Raising a chick requires a lot of attentive care. Daily walks are important as it encourages proper bone development. Diet, consisting of grain, greens and chopped egg, is carefully monitored so that the chick does not gain weight too rapidly, which also ensures strong, straight leg development.

“We are incredibly excited about this hatch. The chick is thriving and the staff has done an excellent job of raising this little ostrich. We are looking forward to the day when it is introduced to our other ostriches and makes it exhibit debut on Serengeti Crossing,” said Frederick Beall, Zoo New England General Curator.

Zoo New England has supported the Sahara Conservation Fund’s work in Niger to protect the North African ostrich, which has disappeared from the wild in this West African state. The Sahara Conservation Fund’s work includes a captive breeding program, plans to reintroduce the ostrich into secure protected areas, and an “Adopt-an-Ostrich” program.
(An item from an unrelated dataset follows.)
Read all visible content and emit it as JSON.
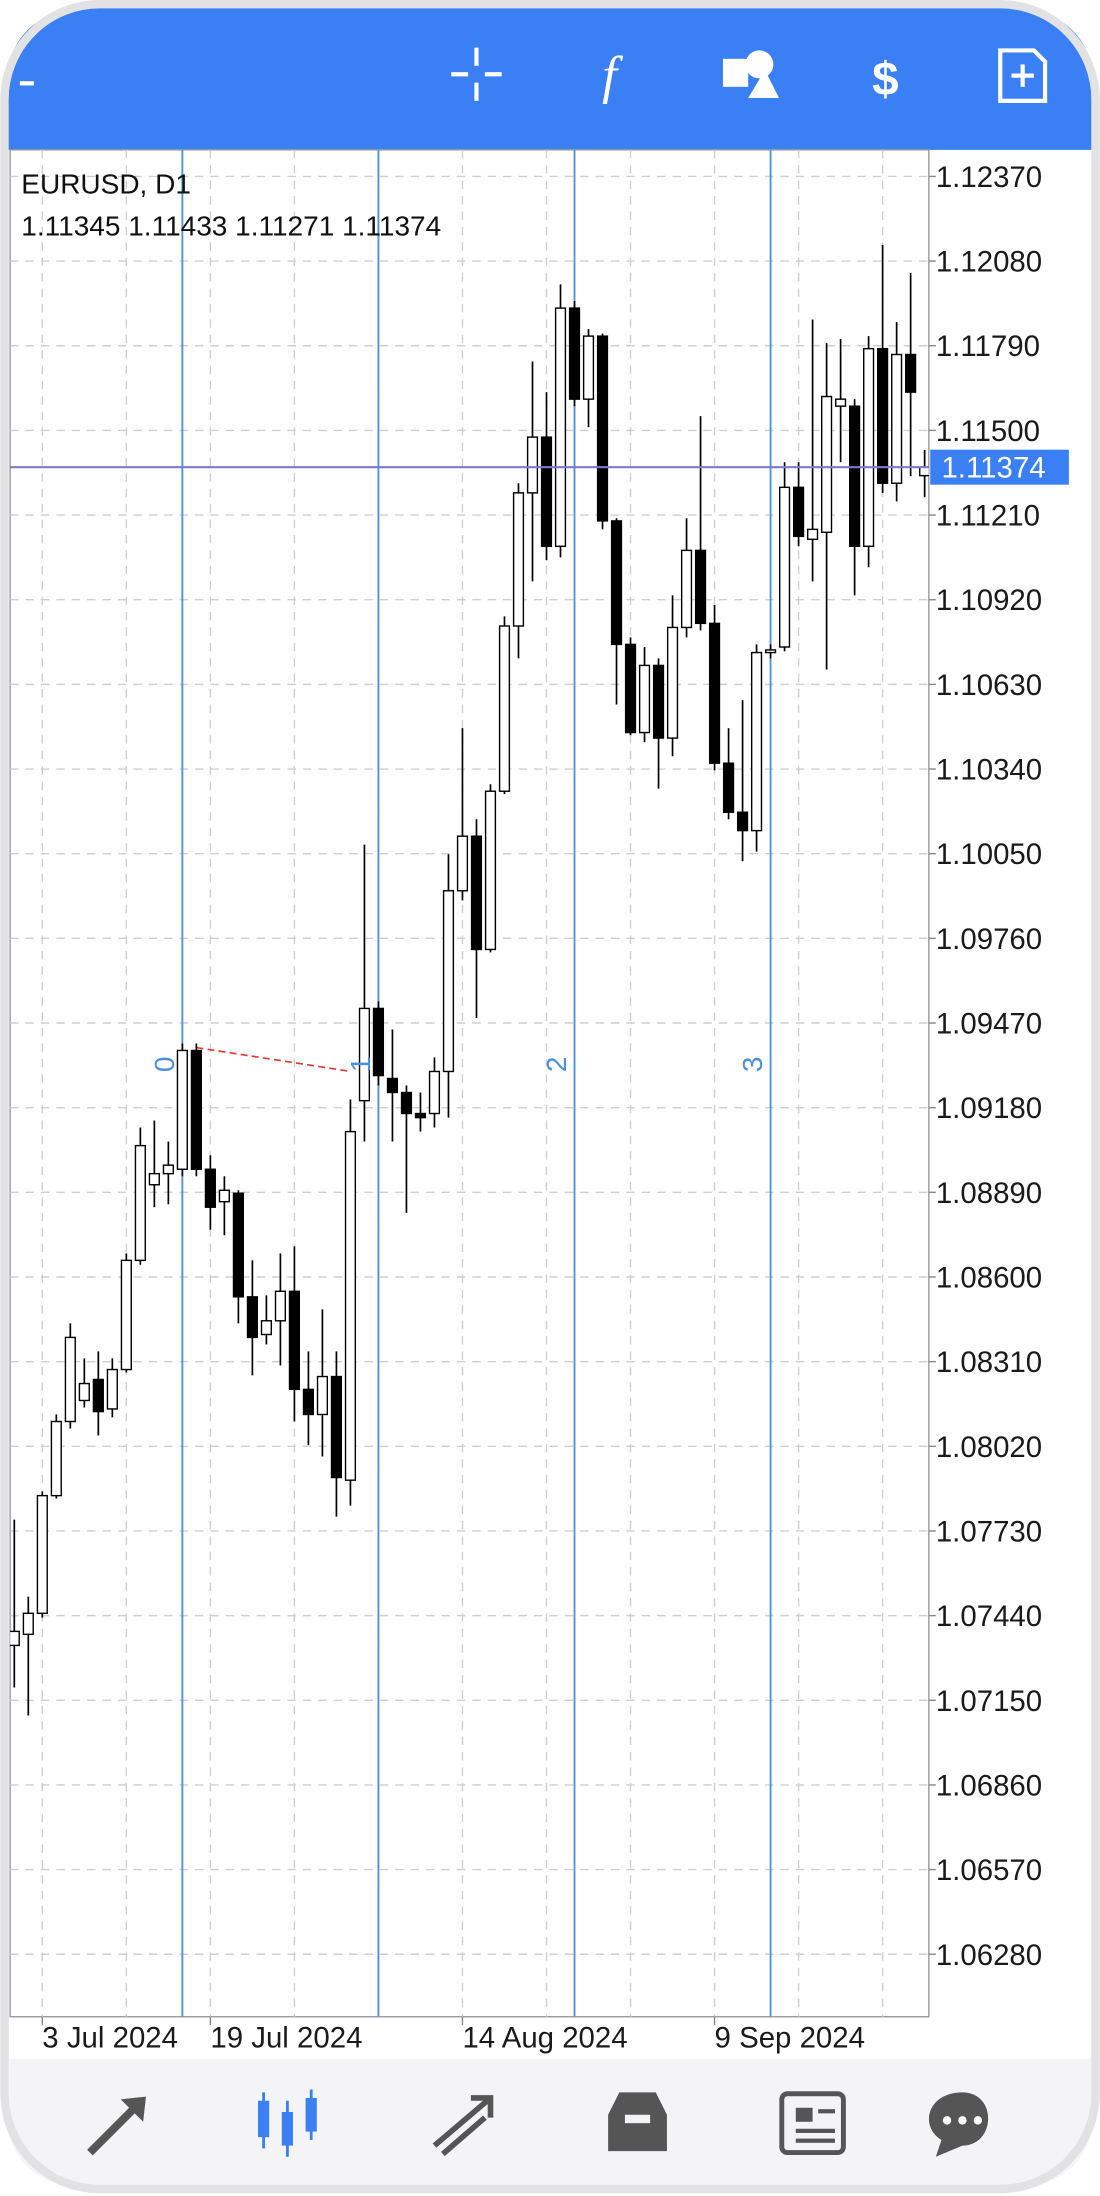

Ostriches, which are native to the grasslands of East Africa, South Africa, and in the Sahara and Sahel area, are flightless birds built for running. They use their wings for balance as they run. Their long powerful legs, flexible knees, and two-toed feet help them outrun predators, maintain speed over long distances, and increase agility. Their legs can deliver powerful kicks in self-defense, and each of their toes has a long, sharp claw. They can reach speeds of 45 miles per hour, making them the world’s fastest two-legged animal.

Males are black with white primary flight feathers and tail. Females are gray-brown and white. At nearly two inches across, ostrich eyes are the largest of any land animal. Their eyes are almost on the side of their heads, giving them a 350-degree view of their environment.

Please note: The ostrich chick is currently not on public view.